Juntas, por ejemplo, Madrid y Barcelona se propusieron la creación de una teatro a semejanza de Bayreuth en el territorio equidistante de Zaragoza. Y llegaron a localizar una colina en los aledaños del Monasterio de Piedra, emulando así el promontorio del templo bávaro y fantaseando con un proyecto megalómano e irrealizable que se malogró por el escepticismo de las administraciones y por las precauciones que adoptó el rey Alfonso XIII cuando los wagnerianos acudieron a seducirlo con sus planos y sus planes.
Estaba el wagnerismo en una ficticia plenitud. Y el hito de Parsifal , estrenado con picaresca cuando caducaba la prohibición, no hizo otra cosa que incentivarlo, partiendo de una producción escénica concebida en el Real -la firmó Luis París- que reunía todas las posibilidades tecnológicas de la época y que sincronizaba sus movimientos gracias a la velocidad de las órdenes telefónicas. Amalio Hernández, el escenógrafo, había creado el “panorama en marcha”, sobrenombre concluyente de un decorado en movimiento que lograba expandirse 110 metros en tres planos distintos.
Contribuía a la ceremonia la clarividencia de José Lassalle en el foso. Y se verificaban todas aquellas novedades revolucionarias que los wagnerianos habían reivindicado en la transformación del acontecimiento operístico. La escena, el foso, los cantantes, los recursos audiovisuales, la coreografía..., parecían simbolizar una victoria sobre el italianismo.

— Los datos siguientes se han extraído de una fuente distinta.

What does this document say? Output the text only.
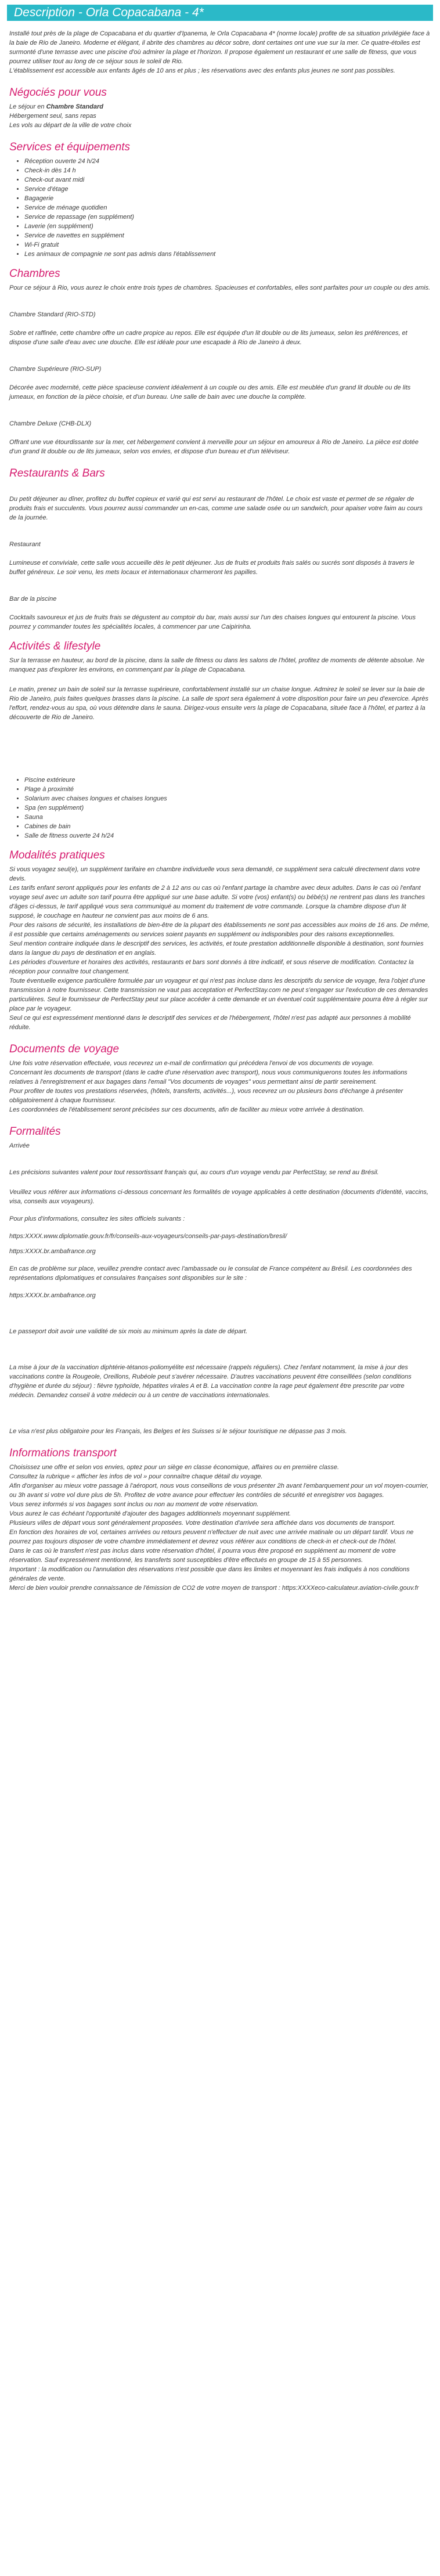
Description - Orla Copacabana - 4*

Installé tout près de la plage de Copacabana et du quartier d'Ipanema, le Orla Copacabana 4* (norme locale) profite de sa situation privilégiée face à la baie de Rio de Janeiro. Moderne et élégant, il abrite des chambres au décor sobre, dont certaines ont une vue sur la mer. Ce quatre-étoiles est surmonté d'une terrasse avec une piscine d'où admirer la plage et l'horizon. Il propose également un restaurant et une salle de fitness, que vous pourrez utiliser tout au long de ce séjour sous le soleil de Rio.

L'établissement est accessible aux enfants âgés de 10 ans et plus ; les réservations avec des enfants plus jeunes ne sont pas possibles.

Négociés pour vous
Le séjour en Chambre Standard
Hébergement seul, sans repas
Les vols au départ de la ville de votre choix
Services et équipements
• Réception ouverte 24 h/24
• Check-in dès 14 h
• Check-out avant midi
• Service d'étage
• Bagagerie
• Service de ménage quotidien
• Service de repassage (en supplément)
• Laverie (en supplément)
• Service de navettes en supplément
• Wi-Fi gratuit
• Les animaux de compagnie ne sont pas admis dans l'établissement
Chambres

Pour ce séjour à Rio, vous aurez le choix entre trois types de chambres. Spacieuses et confortables, elles sont parfaites pour un couple ou des amis.

Chambre Standard (RIO-STD)

Sobre et raffinée, cette chambre offre un cadre propice au repos. Elle est équipée d'un lit double ou de lits jumeaux, selon les préférences, et dispose d'une salle d'eau avec une douche. Elle est idéale pour une escapade à Rio de Janeiro à deux.

Chambre Supérieure (RIO-SUP)

Décorée avec modernité, cette pièce spacieuse convient idéalement à un couple ou des amis. Elle est meublée d'un grand lit double ou de lits jumeaux, en fonction de la pièce choisie, et d'un bureau. Une salle de bain avec une douche la complète.

Chambre Deluxe (CHB-DLX)

Offrant une vue étourdissante sur la mer, cet hébergement convient à merveille pour un séjour en amoureux à Rio de Janeiro. La pièce est dotée d'un grand lit double ou de lits jumeaux, selon vos envies, et dispose d'un bureau et d'un téléviseur.

Restaurants & Bars

Du petit déjeuner au dîner, profitez du buffet copieux et varié qui est servi au restaurant de l'hôtel. Le choix est vaste et permet de se régaler de produits frais et succulents. Vous pourrez aussi commander un en-cas, comme une salade osée ou un sandwich, pour apaiser votre faim au cours de la journée.

Restaurant

Lumineuse et conviviale, cette salle vous accueille dès le petit déjeuner. Jus de fruits et produits frais salés ou sucrés sont disposés à travers le buffet généreux. Le soir venu, les mets locaux et internationaux charmeront les papilles.

Bar de la piscine

Cocktails savoureux et jus de fruits frais se dégustent au comptoir du bar, mais aussi sur l'un des chaises longues qui entourent la piscine. Vous pourrez y commander toutes les spécialités locales, à commencer par une Caipirinha.

Activités & lifestyle

Sur la terrasse en hauteur, au bord de la piscine, dans la salle de fitness ou dans les salons de l'hôtel, profitez de moments de détente absolue. Ne manquez pas d'explorer les environs, en commençant par la plage de Copacabana.

Le matin, prenez un bain de soleil sur la terrasse supérieure, confortablement installé sur un chaise longue. Admirez le soleil se lever sur la baie de Rio de Janeiro, puis faites quelques brasses dans la piscine. La salle de sport sera également à votre disposition pour faire un peu d'exercice. Après l'effort, rendez-vous au spa, où vous détendre dans le sauna. Dirigez-vous ensuite vers la plage de Copacabana, située face à l'hôtel, et partez à la découverte de Rio de Janeiro.

• Piscine extérieure
• Plage à proximité
• Solarium avec chaises longues et chaises longues
• Spa (en supplément)
• Sauna
• Cabines de bain
• Salle de fitness ouverte 24 h/24
Modalités pratiques
Si vous voyagez seul(e), un supplément tarifaire en chambre individuelle vous sera demandé, ce supplément sera calculé directement dans votre devis.
Les tarifs enfant seront appliqués pour les enfants de 2 à 12 ans ou cas où l'enfant partage la chambre avec deux adultes. Dans le cas où l'enfant voyage seul avec un adulte son tarif pourra être appliqué sur une base adulte. Si votre (vos) enfant(s) ou bébé(s) ne rentrent pas dans les tranches d'âges ci-dessus, le tarif appliqué vous sera communiqué au moment du traitement de votre commande. Lorsque la chambre dispose d'un lit supposé, le couchage en hauteur ne convient pas aux moins de 6 ans.
Pour des raisons de sécurité, les installations de bien-être de la plupart des établissements ne sont pas accessibles aux moins de 16 ans. De même, il est possible que certains aménagements ou services soient payants en supplément ou indisponibles pour des raisons exceptionnelles.
Seul mention contraire indiquée dans le descriptif des services, les activités, et toute prestation additionnelle disponible à destination, sont fournies dans la langue du pays de destination et en anglais.
Les périodes d'ouverture et horaires des activités, restaurants et bars sont donnés à titre indicatif, et sous réserve de modification. Contactez la réception pour connaître tout changement.
Toute éventuelle exigence particulière formulée par un voyageur et qui n'est pas incluse dans les descriptifs du service de voyage, fera l'objet d'une transmission à notre fournisseur. Cette transmission ne vaut pas acceptation et PerfectStay.com ne peut s'engager sur l'exécution de ces demandes particulières. Seul le fournisseur de PerfectStay peut sur place accéder à cette demande et un éventuel coût supplémentaire pourra être à régler sur place par le voyageur.
Seul ce qui est expressément mentionné dans le descriptif des services et de l'hébergement, l'hôtel n'est pas adapté aux personnes à mobilité réduite.
Documents de voyage
Une fois votre réservation effectuée, vous recevrez un e-mail de confirmation qui précédera l'envoi de vos documents de voyage.
Concernant les documents de transport (dans le cadre d'une réservation avec transport), nous vous communiquerons toutes les informations relatives à l'enregistrement et aux bagages dans l'email "Vos documents de voyages" vous permettant ainsi de partir sereinement.
Pour profiter de toutes vos prestations réservées, (hôtels, transferts, activités...), vous recevrez un ou plusieurs bons d'échange à présenter obligatoirement à chaque fournisseur.
Les coordonnées de l'établissement seront précisées sur ces documents, afin de faciliter au mieux votre arrivée à destination.
Formalités

Arrivée

Les précisions suivantes valent pour tout ressortissant français qui, au cours d'un voyage vendu par PerfectStay, se rend au Brésil.

Veuillez vous référer aux informations ci-dessous concernant les formalités de voyage applicables à cette destination (documents d'identité, vaccins, visa, conseils aux voyageurs).

Pour plus d'informations, consultez les sites officiels suivants :

https:XXXX.www.diplomatie.gouv.fr/fr/conseils-aux-voyageurs/conseils-par-pays-destination/bresil/

https:XXXX.br.ambafrance.org

En cas de problème sur place, veuillez prendre contact avec l'ambassade ou le consulat de France compétent au Brésil. Les coordonnées des représentations diplomatiques et consulaires françaises sont disponibles sur le site :

https:XXXX.br.ambafrance.org

Le passeport doit avoir une validité de six mois au minimum après la date de départ.

La mise à jour de la vaccination diphtérie-tétanos-poliomyélite est nécessaire (rappels réguliers). Chez l'enfant notamment, la mise à jour des vaccinations contre la Rougeole, Oreillons, Rubéole peut s'avérer nécessaire. D'autres vaccinations peuvent être conseillées (selon conditions d'hygiène et durée du séjour) : fièvre typhoïde, hépatites virales A et B. La vaccination contre la rage peut également être prescrite par votre médecin. Demandez conseil à votre médecin ou à un centre de vaccinations internationales.

Le visa n'est plus obligatoire pour les Français, les Belges et les Suisses si le séjour touristique ne dépasse pas 3 mois.

Informations transport
Choisissez une offre et selon vos envies, optez pour un siège en classe économique, affaires ou en première classe.
Consultez la rubrique « afficher les infos de vol » pour connaître chaque détail du voyage.
Afin d'organiser au mieux votre passage à l'aéroport, nous vous conseillons de vous présenter 2h avant l'embarquement pour un vol moyen-courrier, ou 3h avant si votre vol dure plus de 5h. Profitez de votre avance pour effectuer les contrôles de sécurité et enregistrer vos bagages.
Vous serez informés si vos bagages sont inclus ou non au moment de votre réservation.
Vous aurez le cas échéant l'opportunité d'ajouter des bagages additionnels moyennant supplément.
Plusieurs villes de départ vous sont généralement proposées. Votre destination d'arrivée sera affichée dans vos documents de transport.
En fonction des horaires de vol, certaines arrivées ou retours peuvent n'effectuer de nuit avec une arrivée matinale ou un départ tardif. Vous ne pourrez pas toujours disposer de votre chambre immédiatement et devrez vous référer aux conditions de check-in et check-out de l'hôtel.
Dans le cas où le transfert n'est pas inclus dans votre réservation d'hôtel, il pourra vous être proposé en supplément au moment de votre réservation. Sauf expressément mentionné, les transferts sont susceptibles d'être effectués en groupe de 15 à 55 personnes.
Important : la modification ou l'annulation des réservations n'est possible que dans les limites et moyennant les frais indiqués à nos conditions générales de vente.
Merci de bien vouloir prendre connaissance de l'émission de CO2 de votre moyen de transport : https:XXXXeco-calculateur.aviation-civile.gouv.fr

Y sin embargo... sin embargo, la cima de Parsifal (1914) supuso al mismo tiempo el origen de una velocísima decadencia, acaso simbolizada por los esfuerzos inútiles con que quiso sufragarse y erigirse una escultura del maestro Wagner en el Parque del Oeste de la capital española.
No prosperó más allá de la elaboración de una cabeza de escayola. Y no lo hizo porque había estallado en Europa la I Guerra Mundial, de tal forma que la brutalidad del conflicto y las posiciones extremas de los frentes repercutieron en la credibilidad de la cultura alemana.

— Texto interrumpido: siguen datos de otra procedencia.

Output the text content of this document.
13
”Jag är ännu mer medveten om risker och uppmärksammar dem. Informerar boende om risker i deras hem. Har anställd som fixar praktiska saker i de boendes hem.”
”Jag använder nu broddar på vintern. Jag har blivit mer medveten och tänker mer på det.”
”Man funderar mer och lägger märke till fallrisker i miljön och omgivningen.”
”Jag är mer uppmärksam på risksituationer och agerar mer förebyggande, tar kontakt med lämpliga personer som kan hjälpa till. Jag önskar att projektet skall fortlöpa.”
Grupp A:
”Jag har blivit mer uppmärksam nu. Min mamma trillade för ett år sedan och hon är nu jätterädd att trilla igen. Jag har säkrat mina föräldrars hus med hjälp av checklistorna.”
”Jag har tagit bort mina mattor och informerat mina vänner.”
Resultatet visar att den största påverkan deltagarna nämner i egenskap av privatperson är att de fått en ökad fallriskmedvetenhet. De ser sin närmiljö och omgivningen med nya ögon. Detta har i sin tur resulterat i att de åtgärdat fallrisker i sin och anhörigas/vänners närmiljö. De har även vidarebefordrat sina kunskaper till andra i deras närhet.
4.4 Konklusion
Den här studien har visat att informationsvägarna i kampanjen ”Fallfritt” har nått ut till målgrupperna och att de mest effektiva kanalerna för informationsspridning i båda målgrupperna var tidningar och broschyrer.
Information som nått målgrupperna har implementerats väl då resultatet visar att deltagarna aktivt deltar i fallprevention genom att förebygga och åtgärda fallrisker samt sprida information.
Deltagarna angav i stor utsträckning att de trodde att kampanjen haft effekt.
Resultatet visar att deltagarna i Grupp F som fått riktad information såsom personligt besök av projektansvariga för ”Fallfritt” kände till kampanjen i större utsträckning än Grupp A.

No era ya una cuestión wagneriana, sino una actitud de propaganda y de aversión generales al pangermanismo. Hasta la Asociación madrileña hubo de disolverse. Prosperó de nuevo el culto a la ópera “tricolore”. Y llegó a producirse una presión desmedida de la editorial Ricordi, cuyos ejecutivos amenazaron en 1919 con negarle al Real los derechos de las óperas italianas -Verdi, Puccini, todos los maestros veristas...- si llegaban a escenificarse en Madrid las óperas de Wagner o de cualquier otro compositor alemán, incluidos Beethoven y Weber.
Ni siquiera la reputación wagneriana de Francisco Viñas remedio la persecución al wagnerismo, aunque antes de desatarse fue el tenor el mejor puente de las aficiones de Madrid y Barcelona, ponderándose la sobriedad y la credibilidad, pero también ese "relieve sobrenatural" que Viñas adquiría cuando el hálito wagneriano exigía al cantante una suerte de proyección metafísica. El maestro catalán la proporcionaba. Y lo hacía desde presupuestos bastante insólitos, pues su definición de voz lírica modulaba a la categoría de "heldentenor" (tenor heroico) con una asombrosa naturalidad.
Provenía el prodigio de cuanto se entiende en términos técnicos por una "voz integral". Quiere decirse que no había zonas de paso entre el registro grave, medio y agudo. Y que Viñas no necesitaba esforzarse en las transiciones. Porque transiciones no había. Podía sombrear o iluminar las notas a semejanza de una lámpara graduable. Y sabía otorgar al "ejercicio" una tensión dinámica todavía reconocible en las grabaciones que le han sobrevivido.